The China Banking Regulatory Commission (CBRC) said in a circular that banks should make responses to the country's macro-economic adjustments by rationally controlling the amount of loansfor overheated sectors including iron and steel, aluminum, cement,real estate and automobile.
But further strong support should be given for projects in compliance with the nation's industrial policies and market access conditions so as to avoid big ups and downs in credit extension, it noted.
And loans should especially go to public facilities and capital projects in the fields of coal, electricity, oil, transport and water supply, a bottleneck for China's economy, said the CBRC.
Much of the country's economic picture remained rosy, analysts said. Growth clocked in at 9.7 percent in the first quarter of the year, higher than the official target of 7 percent for 2004.

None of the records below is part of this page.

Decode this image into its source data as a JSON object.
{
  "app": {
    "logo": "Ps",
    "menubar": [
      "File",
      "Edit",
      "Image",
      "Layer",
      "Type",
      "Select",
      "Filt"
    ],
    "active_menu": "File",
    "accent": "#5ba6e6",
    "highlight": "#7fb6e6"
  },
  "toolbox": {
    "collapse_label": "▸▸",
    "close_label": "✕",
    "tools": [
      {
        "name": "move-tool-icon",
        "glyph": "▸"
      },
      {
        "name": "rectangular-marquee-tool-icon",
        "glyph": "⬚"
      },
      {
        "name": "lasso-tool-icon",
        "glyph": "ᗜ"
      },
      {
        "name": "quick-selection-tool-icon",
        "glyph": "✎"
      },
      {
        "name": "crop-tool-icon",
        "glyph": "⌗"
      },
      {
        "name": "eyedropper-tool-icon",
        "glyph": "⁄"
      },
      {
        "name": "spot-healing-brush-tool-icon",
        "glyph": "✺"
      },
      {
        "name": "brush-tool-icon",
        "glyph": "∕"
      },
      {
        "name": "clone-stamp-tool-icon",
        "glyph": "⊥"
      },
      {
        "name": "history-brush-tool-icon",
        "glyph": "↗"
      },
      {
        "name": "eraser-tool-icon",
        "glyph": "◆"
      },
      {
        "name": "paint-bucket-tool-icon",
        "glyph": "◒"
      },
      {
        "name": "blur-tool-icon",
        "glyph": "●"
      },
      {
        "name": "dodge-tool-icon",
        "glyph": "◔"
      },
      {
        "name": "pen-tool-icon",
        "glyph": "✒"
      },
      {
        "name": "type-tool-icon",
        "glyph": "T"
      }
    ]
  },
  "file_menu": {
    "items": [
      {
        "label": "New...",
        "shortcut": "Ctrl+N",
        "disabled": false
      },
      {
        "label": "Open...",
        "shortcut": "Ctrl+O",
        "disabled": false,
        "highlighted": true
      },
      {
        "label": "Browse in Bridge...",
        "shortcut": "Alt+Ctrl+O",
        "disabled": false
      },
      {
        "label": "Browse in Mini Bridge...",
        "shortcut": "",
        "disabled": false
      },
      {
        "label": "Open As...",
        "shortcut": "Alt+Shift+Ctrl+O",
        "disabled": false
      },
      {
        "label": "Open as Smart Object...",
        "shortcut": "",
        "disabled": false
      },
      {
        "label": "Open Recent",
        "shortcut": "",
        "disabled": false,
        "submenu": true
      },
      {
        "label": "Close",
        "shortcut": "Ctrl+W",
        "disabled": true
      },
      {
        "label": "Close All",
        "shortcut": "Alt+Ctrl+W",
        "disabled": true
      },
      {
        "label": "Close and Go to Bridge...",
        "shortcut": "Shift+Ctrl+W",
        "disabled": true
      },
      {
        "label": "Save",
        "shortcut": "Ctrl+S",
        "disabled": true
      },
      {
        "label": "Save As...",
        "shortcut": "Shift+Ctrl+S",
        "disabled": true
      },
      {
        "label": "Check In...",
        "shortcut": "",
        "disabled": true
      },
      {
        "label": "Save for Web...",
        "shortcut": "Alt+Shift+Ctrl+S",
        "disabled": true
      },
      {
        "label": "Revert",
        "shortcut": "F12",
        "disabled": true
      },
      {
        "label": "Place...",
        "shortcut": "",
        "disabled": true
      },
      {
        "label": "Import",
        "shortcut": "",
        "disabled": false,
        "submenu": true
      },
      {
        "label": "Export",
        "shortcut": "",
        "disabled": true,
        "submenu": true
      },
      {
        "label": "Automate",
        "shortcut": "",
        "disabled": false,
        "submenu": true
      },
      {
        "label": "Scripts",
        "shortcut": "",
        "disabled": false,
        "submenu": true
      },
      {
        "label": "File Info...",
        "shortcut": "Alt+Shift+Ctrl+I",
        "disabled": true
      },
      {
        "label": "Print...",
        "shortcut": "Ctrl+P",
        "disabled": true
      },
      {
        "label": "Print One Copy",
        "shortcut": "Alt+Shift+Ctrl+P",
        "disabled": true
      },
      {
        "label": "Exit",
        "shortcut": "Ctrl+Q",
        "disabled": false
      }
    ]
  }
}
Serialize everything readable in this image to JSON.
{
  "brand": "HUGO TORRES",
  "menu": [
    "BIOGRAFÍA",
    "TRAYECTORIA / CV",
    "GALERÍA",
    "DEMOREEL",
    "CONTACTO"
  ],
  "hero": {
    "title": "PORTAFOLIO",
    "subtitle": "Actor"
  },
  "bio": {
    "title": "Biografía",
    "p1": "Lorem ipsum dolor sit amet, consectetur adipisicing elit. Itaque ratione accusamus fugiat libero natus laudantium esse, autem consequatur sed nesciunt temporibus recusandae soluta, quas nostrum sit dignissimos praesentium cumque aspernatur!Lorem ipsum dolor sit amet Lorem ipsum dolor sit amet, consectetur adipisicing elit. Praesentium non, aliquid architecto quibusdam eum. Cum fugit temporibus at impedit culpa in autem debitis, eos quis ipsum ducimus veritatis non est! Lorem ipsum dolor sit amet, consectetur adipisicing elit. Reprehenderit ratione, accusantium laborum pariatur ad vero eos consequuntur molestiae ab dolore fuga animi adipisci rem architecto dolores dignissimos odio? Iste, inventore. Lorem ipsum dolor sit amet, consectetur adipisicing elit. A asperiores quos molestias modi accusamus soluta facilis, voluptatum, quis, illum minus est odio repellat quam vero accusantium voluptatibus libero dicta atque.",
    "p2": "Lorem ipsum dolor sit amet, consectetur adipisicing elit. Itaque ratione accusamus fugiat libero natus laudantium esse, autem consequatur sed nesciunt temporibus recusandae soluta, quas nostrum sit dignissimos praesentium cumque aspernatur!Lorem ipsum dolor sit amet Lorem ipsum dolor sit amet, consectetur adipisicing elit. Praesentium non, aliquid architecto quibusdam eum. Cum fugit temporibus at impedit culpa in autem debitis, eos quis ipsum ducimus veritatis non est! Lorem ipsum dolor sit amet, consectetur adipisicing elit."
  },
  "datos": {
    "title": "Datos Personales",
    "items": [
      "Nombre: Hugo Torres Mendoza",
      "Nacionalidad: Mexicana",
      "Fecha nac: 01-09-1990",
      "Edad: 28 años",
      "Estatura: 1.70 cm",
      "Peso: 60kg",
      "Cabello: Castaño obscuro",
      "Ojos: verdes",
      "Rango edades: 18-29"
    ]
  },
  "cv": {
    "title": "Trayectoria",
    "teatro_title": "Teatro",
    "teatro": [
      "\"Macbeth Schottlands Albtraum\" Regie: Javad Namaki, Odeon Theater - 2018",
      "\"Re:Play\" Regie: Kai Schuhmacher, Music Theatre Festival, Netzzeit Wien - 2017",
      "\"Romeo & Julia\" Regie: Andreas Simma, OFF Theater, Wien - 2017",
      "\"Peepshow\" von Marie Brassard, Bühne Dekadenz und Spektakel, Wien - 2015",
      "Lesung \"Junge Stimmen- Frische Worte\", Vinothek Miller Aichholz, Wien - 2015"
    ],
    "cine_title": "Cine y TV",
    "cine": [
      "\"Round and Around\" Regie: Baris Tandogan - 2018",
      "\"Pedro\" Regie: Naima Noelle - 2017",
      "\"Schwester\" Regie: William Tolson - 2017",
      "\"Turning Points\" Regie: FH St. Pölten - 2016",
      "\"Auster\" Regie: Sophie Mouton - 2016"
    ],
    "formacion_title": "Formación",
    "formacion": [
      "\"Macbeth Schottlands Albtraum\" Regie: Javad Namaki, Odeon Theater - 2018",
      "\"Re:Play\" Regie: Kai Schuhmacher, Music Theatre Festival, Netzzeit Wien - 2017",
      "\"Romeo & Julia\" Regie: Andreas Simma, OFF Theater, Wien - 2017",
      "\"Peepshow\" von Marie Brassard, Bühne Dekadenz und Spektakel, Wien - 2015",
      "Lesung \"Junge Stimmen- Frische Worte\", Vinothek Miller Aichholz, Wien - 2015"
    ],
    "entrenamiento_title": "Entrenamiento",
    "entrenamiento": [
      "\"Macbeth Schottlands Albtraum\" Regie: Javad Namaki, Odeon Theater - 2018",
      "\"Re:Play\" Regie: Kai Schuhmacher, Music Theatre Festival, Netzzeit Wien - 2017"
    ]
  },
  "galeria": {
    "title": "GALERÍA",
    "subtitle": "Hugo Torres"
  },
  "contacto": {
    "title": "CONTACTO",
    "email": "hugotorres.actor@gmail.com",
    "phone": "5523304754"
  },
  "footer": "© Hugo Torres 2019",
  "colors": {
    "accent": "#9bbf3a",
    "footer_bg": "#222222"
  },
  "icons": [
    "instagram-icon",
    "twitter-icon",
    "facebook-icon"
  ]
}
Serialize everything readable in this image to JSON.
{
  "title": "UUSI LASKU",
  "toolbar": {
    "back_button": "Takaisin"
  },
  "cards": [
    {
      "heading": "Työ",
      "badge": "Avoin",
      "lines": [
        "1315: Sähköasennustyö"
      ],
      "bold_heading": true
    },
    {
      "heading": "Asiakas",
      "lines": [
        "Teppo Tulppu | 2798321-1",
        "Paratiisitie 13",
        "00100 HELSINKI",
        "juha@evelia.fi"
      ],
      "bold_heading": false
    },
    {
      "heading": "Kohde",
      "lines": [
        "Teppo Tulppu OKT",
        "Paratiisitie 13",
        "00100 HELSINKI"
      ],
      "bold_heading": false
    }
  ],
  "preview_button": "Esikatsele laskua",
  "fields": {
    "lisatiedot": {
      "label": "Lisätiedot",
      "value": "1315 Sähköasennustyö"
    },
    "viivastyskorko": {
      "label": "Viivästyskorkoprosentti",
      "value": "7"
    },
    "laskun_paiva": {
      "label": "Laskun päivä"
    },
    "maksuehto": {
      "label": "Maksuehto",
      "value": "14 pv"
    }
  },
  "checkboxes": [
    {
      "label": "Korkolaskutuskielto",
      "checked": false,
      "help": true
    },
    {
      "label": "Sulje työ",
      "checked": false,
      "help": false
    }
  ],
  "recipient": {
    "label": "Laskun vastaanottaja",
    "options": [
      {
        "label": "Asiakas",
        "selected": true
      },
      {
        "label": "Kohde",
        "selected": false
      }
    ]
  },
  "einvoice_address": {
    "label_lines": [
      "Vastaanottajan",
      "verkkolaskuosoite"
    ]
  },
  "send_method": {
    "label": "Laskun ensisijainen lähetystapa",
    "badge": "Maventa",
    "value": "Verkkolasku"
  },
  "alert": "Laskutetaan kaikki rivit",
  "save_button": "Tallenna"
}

But Zheng Jingping, spokesman of the National Bureau of Statistics said earlier this month that fast growth of capital investment was one of the protruding problems that troubled the economy. As the investment rocketed 43 percent, the consumer priceindex, a widely watched barometer on inflation, rose 2.8 percent year-on-year from January to March.
Bolstering China's economy is torrid bank lending, encouraged by interest rates at 25-year lows. The official cost of borrowing in China has remained unchanged since February, 2002, when rates were reduced to the lowest levels since China embarked on reform and opening-up drive more than two decades ago.
On Friday, the CBRC also required commercial banks set enough provisions for bad loans and maintain capital adequacy ratios up to standard as part of the efforts to earnestly ward off loan risks.
It ordered local CBRC bureaus to perform their supervision duties well in accordance with law.